The two-dozen variants that remained were tested by Sanger sequencing, which verified just one de novo variant in the affected child: a missense mutation in SCN8A, the latest in a string of sodium channel genes that have been linked to epileptic conditions.

In this case, the patient's missense mutation is predicted to swap out an asparagine for an aspartate in a highly conserved region of a sodium channel sub-unit called Nav1.6 that's found throughout the brain and central nervous system.

Indeed, the team's follow-up experiments in cell lines indicate that neurons containing this dominant mutation are prone to spontaneous and excessive firing — features consistent with the patient's seizure symptoms.

Meanwhile, when they analyzed the data assuming homozygous recessive inheritance, researchers found alterations in two genes — NRP2 and UNC13C — that were previously implicated in autism, epilepsy, and neuronal-related functions.

The team speculated that these recessive changes may have influenced the way the affected child's condition manifested itself — and the severity of her symptoms.
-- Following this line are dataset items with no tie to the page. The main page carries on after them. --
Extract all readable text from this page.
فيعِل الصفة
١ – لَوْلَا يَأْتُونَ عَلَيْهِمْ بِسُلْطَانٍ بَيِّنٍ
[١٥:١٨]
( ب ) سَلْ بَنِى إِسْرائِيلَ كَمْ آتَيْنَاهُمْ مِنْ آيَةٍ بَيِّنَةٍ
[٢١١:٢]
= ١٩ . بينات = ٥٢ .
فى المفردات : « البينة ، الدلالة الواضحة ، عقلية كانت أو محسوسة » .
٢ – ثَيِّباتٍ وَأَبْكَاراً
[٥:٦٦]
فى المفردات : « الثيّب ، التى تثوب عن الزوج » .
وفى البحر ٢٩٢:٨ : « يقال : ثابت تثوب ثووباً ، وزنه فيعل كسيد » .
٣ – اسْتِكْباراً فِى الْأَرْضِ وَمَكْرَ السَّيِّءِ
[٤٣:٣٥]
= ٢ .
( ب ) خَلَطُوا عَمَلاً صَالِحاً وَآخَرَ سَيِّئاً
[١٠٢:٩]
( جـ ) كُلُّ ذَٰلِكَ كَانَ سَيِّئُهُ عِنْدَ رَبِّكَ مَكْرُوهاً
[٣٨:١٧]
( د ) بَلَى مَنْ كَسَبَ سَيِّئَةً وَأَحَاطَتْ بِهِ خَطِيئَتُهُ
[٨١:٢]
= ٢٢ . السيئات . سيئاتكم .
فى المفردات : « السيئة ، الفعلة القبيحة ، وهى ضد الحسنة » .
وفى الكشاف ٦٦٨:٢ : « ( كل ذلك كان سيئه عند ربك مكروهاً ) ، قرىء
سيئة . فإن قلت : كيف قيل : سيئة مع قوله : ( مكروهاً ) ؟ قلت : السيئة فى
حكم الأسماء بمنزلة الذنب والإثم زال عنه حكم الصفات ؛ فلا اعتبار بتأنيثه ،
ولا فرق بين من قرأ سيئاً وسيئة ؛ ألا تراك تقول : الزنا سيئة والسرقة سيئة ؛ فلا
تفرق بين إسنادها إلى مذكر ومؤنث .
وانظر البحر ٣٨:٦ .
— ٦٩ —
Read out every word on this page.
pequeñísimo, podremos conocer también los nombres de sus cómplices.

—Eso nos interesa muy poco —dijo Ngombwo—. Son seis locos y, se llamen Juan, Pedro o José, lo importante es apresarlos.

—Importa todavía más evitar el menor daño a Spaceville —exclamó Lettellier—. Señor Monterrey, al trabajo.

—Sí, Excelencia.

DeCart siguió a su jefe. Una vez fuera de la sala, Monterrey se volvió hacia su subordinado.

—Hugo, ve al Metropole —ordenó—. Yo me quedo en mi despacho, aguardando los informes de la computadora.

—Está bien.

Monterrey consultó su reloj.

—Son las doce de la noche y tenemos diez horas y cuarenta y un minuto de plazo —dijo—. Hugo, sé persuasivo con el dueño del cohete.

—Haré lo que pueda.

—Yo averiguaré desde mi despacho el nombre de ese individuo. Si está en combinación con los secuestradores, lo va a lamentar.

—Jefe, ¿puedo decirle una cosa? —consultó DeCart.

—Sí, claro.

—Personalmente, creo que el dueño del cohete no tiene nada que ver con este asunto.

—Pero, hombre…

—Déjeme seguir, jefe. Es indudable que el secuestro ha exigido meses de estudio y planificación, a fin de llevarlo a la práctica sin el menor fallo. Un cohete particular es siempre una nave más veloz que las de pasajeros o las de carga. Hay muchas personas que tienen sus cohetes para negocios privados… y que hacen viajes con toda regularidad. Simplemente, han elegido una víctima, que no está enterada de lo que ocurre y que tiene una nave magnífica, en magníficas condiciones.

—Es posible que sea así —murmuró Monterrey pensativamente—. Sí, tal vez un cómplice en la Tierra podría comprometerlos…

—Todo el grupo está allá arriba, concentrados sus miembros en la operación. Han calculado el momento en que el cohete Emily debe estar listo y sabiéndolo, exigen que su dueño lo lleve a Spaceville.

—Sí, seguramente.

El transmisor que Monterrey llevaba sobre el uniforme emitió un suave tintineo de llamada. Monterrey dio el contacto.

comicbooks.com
Nevertheless, they cautioned that additional research is needed to test that notion.

"It has often been suggested that the inheritance of modifier loci contributes to the wide phenotypic variability of individuals with SCN1A mutations," researchers noted. "With [whole-genome sequence] data, it is now possible to predict the identity of specific candidate modifier variants in individuals."

Analysis of non-coding regions in the family's genomes led to 23 potential regulatory mutations, the researchers reported, though none of those alterations could be confirmed by Sanger sequencing.